Writings by Cole Huffman


A Pinch or a Pound of Salt

I’m thinking of salt. In Francis Chan’s book Crazy Love: Overwhelmed by a Relentless God, Chan quotes Luke 14:34-35, where Jesus said, “Salt is good, but if it loses its saltiness, how can it be made salty again? It is fit neither for the soil nor for the manure pile; it is thrown out.” Here’s Chan’s commentary:

“Jesus…is addressing those who aren’t willing to give everything, who won’t follow Him all the way. He is saying that lukewarm, halfhearted following is useless, that it sickens our souls. He is saying that this kind of salt is not even fit ‘for the manure pile.’ Wow. How would you like to hear the Son of God say, ‘You would ruin manure’?” (p. 81).

Marvin Olasky wrote a salty column a few years back in World magazine. Olasky’s piece is called “Prodigal sons: Part of the evangelical problem is knowing which brother we are.” Utilizing Jesus’ best-known story in Luke 15, Olasky compares the differing approaches of “younger brothers” and “elder brothers” to education, journalism, and various social issues:

“Part of the evangelical political problem in contemporary America is that much of the press and public see us as elder brothers. Sometimes we are that way in reaction to younger brothers. Sometimes younger brothers go their way in reaction to us…. Elder brothers tend to forget that truth without love is like sodium without chloride: poison, not salt” (p. 88).

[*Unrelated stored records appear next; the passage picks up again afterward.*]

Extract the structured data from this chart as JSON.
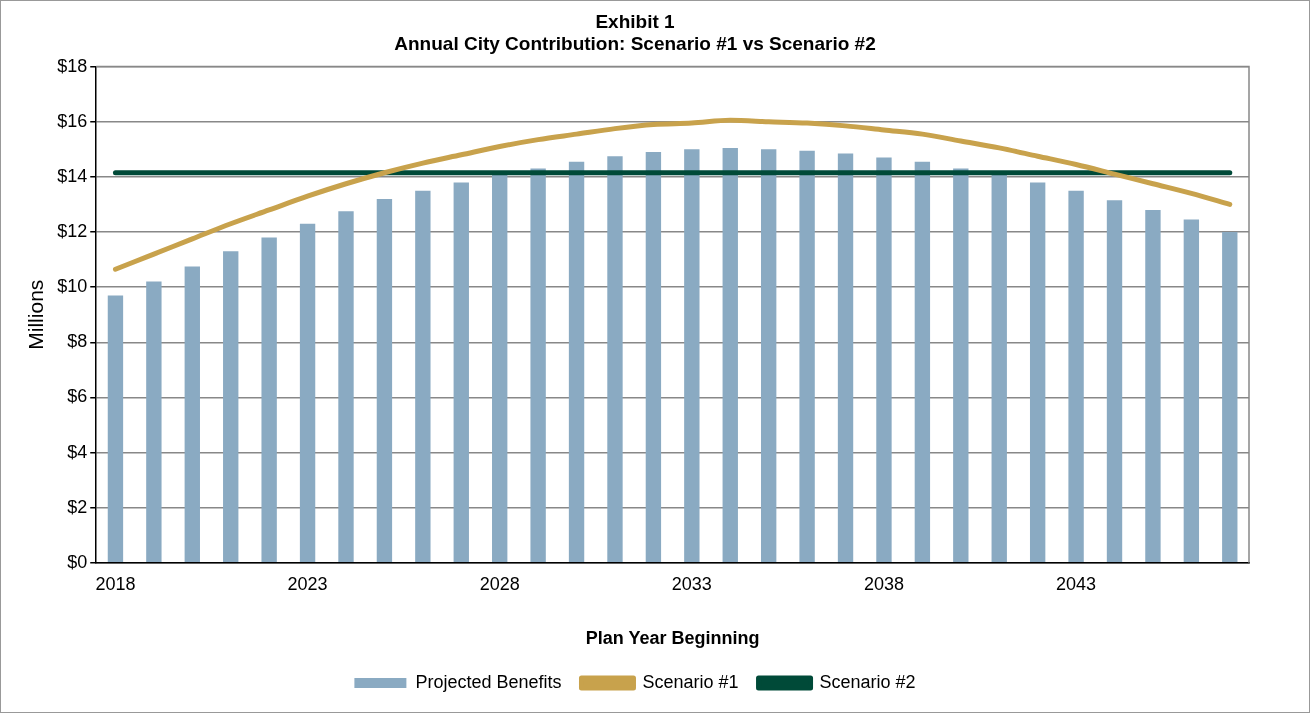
{
  "chart_data": {
    "type": "bar",
    "title": [
      "Exhibit 1",
      "Annual City Contribution: Scenario #1 vs Scenario #2"
    ],
    "xlabel": "Plan Year Beginning",
    "ylabel": "Millions",
    "categories": [
      "2018",
      null,
      null,
      null,
      null,
      "2023",
      null,
      null,
      null,
      null,
      "2028",
      null,
      null,
      null,
      null,
      "2033",
      null,
      null,
      null,
      null,
      "2038",
      null,
      null,
      null,
      null,
      "2043",
      null,
      null,
      null,
      null
    ],
    "series": [
      {
        "name": "Projected Benefits",
        "color": "#8aaac2",
        "values": [
          9.7,
          10.2,
          10.75,
          11.3,
          11.8,
          12.3,
          12.75,
          13.2,
          13.5,
          13.8,
          14.15,
          14.3,
          14.55,
          14.75,
          14.9,
          15.0,
          15.05,
          15.0,
          14.95,
          14.85,
          14.7,
          14.55,
          14.3,
          14.1,
          13.8,
          13.5,
          13.15,
          12.8,
          12.45,
          12.0
        ]
      },
      {
        "name": "Scenario #1",
        "type": "line",
        "color": "#c8a24c",
        "values": [
          10.65,
          11.2,
          11.75,
          12.3,
          12.8,
          13.3,
          13.75,
          14.15,
          14.5,
          14.8,
          15.1,
          15.35,
          15.55,
          15.75,
          15.9,
          15.95,
          16.05,
          16.0,
          15.95,
          15.85,
          15.7,
          15.55,
          15.3,
          15.05,
          14.75,
          14.45,
          14.1,
          13.75,
          13.4,
          13.0
        ]
      },
      {
        "name": "Scenario #2",
        "type": "line",
        "color": "#004a38",
        "values": [
          14.15,
          14.15,
          14.15,
          14.15,
          14.15,
          14.15,
          14.15,
          14.15,
          14.15,
          14.15,
          14.15,
          14.15,
          14.15,
          14.15,
          14.15,
          14.15,
          14.15,
          14.15,
          14.15,
          14.15,
          14.15,
          14.15,
          14.15,
          14.15,
          14.15,
          14.15,
          14.15,
          14.15,
          14.15,
          14.15
        ]
      }
    ],
    "ylim": [
      0,
      18
    ],
    "yticks": [
      {
        "value": 0,
        "label": "$0"
      },
      {
        "value": 2,
        "label": "$2"
      },
      {
        "value": 4,
        "label": "$4"
      },
      {
        "value": 6,
        "label": "$6"
      },
      {
        "value": 8,
        "label": "$8"
      },
      {
        "value": 10,
        "label": "$10"
      },
      {
        "value": 12,
        "label": "$12"
      },
      {
        "value": 14,
        "label": "$14"
      },
      {
        "value": 16,
        "label": "$16"
      },
      {
        "value": 18,
        "label": "$18"
      }
    ],
    "grid": "y",
    "legend": "bottom",
    "marker": "none",
    "line_style": "solid"
  }
}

Chan uses Jesus’ words in Luke 14 to warn us away from a kind of halfheartedness toward Jesus that is ultimately a failure of love. Olasky uses Jesus’ story in Luke 15 to warn us away from a kind of pureheartedness toward people that is also a failure of love.

I think a lot of us believe we are more committed to Jesus than we actually are. We have the nicest saltshakers. But we get concerned for shaking out “too much.” We want to live neat, perfectly seasoned lives that we maintain tight control over. The aim is to not get “too radical” or take Jesus “too literally.” After all, we reason, too much salt on a dish makes the food inedible. 

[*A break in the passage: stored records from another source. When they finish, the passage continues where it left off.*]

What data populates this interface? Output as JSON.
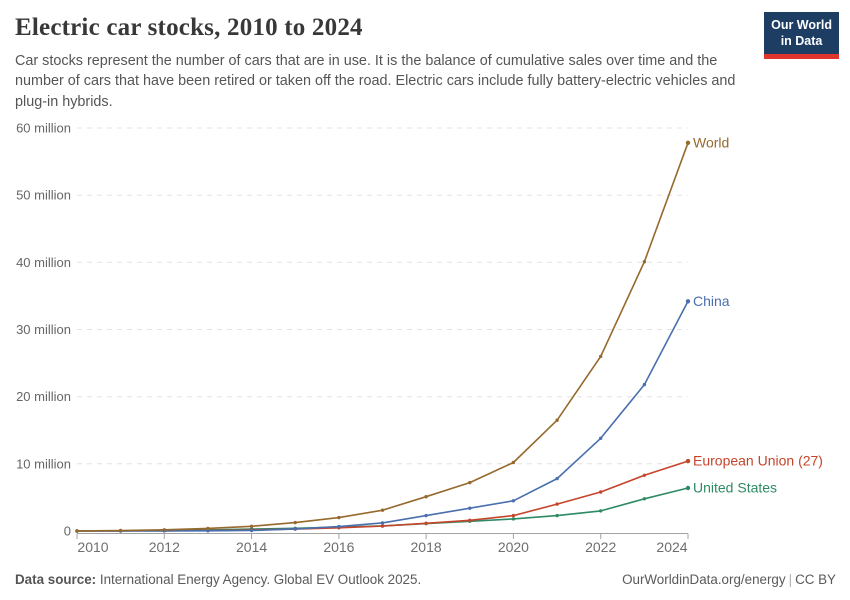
{
  "header": {
    "title": "Electric car stocks, 2010 to 2024",
    "subtitle": "Car stocks represent the number of cars that are in use. It is the balance of cumulative sales over time and the number of cars that have been retired or taken off the road. Electric cars include fully battery-electric vehicles and plug-in hybrids.",
    "logo": {
      "line1": "Our World",
      "line2": "in Data"
    }
  },
  "footer": {
    "source_label": "Data source:",
    "source_text": " International Energy Agency. Global EV Outlook 2025.",
    "site": "OurWorldinData.org/energy",
    "separator": "|",
    "license": "CC BY"
  },
  "colors": {
    "background": "#ffffff",
    "title_text": "#383838",
    "subtitle_text": "#555555",
    "axis_text": "#666666",
    "gridline": "#e2e2e2",
    "axis_line": "#a3a3a3",
    "logo_navy": "#1d3d63",
    "logo_red": "#e0352d",
    "world_line": "#96692d",
    "china_line": "#4a6fae",
    "eu_line": "#c5442a",
    "us_line": "#2e8a65"
  },
  "chart_data": {
    "type": "line",
    "title": "Electric car stocks, 2010 to 2024",
    "xlabel": "",
    "ylabel": "",
    "unit": "million cars",
    "grid": "dashed horizontal gridlines",
    "legend_position": "right edge of lines",
    "x": [
      2010,
      2011,
      2012,
      2013,
      2014,
      2015,
      2016,
      2017,
      2018,
      2019,
      2020,
      2021,
      2022,
      2023,
      2024
    ],
    "xticks": [
      2010,
      2012,
      2014,
      2016,
      2018,
      2020,
      2022,
      2024
    ],
    "ylim": [
      0,
      60
    ],
    "yticks": [
      0,
      10,
      20,
      30,
      40,
      50,
      60
    ],
    "ytick_labels": [
      "0",
      "10 million",
      "20 million",
      "30 million",
      "40 million",
      "50 million",
      "60 million"
    ],
    "series": [
      {
        "name": "World",
        "color": "#96692d",
        "values": [
          0.02,
          0.07,
          0.18,
          0.38,
          0.7,
          1.25,
          2.0,
          3.1,
          5.1,
          7.2,
          10.2,
          16.5,
          26.0,
          40.1,
          57.8
        ]
      },
      {
        "name": "China",
        "color": "#4a6fae",
        "values": [
          0.001,
          0.006,
          0.017,
          0.032,
          0.08,
          0.31,
          0.65,
          1.2,
          2.3,
          3.4,
          4.5,
          7.8,
          13.8,
          21.8,
          34.2
        ]
      },
      {
        "name": "European Union (27)",
        "color": "#c5442a",
        "values": [
          0.001,
          0.012,
          0.033,
          0.07,
          0.15,
          0.29,
          0.47,
          0.73,
          1.15,
          1.6,
          2.3,
          4.0,
          5.8,
          8.3,
          10.4
        ]
      },
      {
        "name": "United States",
        "color": "#2e8a65",
        "values": [
          0.004,
          0.021,
          0.072,
          0.17,
          0.29,
          0.4,
          0.56,
          0.76,
          1.1,
          1.45,
          1.8,
          2.3,
          3.0,
          4.8,
          6.4
        ]
      }
    ]
  }
}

And yet, in reading the Gospels, I can’t find where Jesus is ever concerned with His followers being “too salty.” This is our concern, not Jesus’, and it stems from fear of risk and the desire to blend into our surroundings, not stand out. “You would ruin manure!”  

I think a lot of us believe it is okay to be less committed to people in the interests of personal holiness. “The culture,” we say, is a manure pile of vices anyway. Many evangelicals are mad at the way things are going in our country and feel justified to curse the ever-encroaching darkness. I’m told it is moral cowardice not to do so. But the purehearted elder brother in the Lord’s story was a stand-in for those whose cultural strategy became provincial indifference and contempt for those who didn’t “get it.” Jesus was by way of the elder brother confronting those in God’s house who didn’t have God’s heart. Poison, not salt.

This halfheartedness and pureheartedness are both failures of love: “You shall love the Lord your God with all your heart and with all your soul and with all your mind.... You shall love your neighbor as yourself” (Jesus in Matt. 22:37, 39). These words need to sink into us like salt on tenderized meat because behind all of our “evangelical problems,” as Olasky phrases it, is bland, tepid love for God and neighbor.

Chan is on to something: We need to hear more people saying to us, You’re crazy! Why would you give that much of your income away in this economy? Don’t you have enough family responsibilities without becoming a foster parent? Why would you befriend that prisoner or addict? How can you forgive her for what she did to you? The answer is love—Jesus’ love for me and mine for Him. It will always seem crazy to many, even those who think they know it. 

I usually feel most soups I taste need a pinch more salt because I like saltiness. I think our soupy society needs pounds more gospel crazies because I like seeing how people in love with Jesus inevitably change the flavor of things. Yes, people both inside and outside the church will shake their heads at us. But they’ll also think. And maybe they’ll eventually bow their heads wholeheartedly to the One who’s “love is better than life” (Ps. 63:3). Taste and see that the Lord is good, and pass the salt!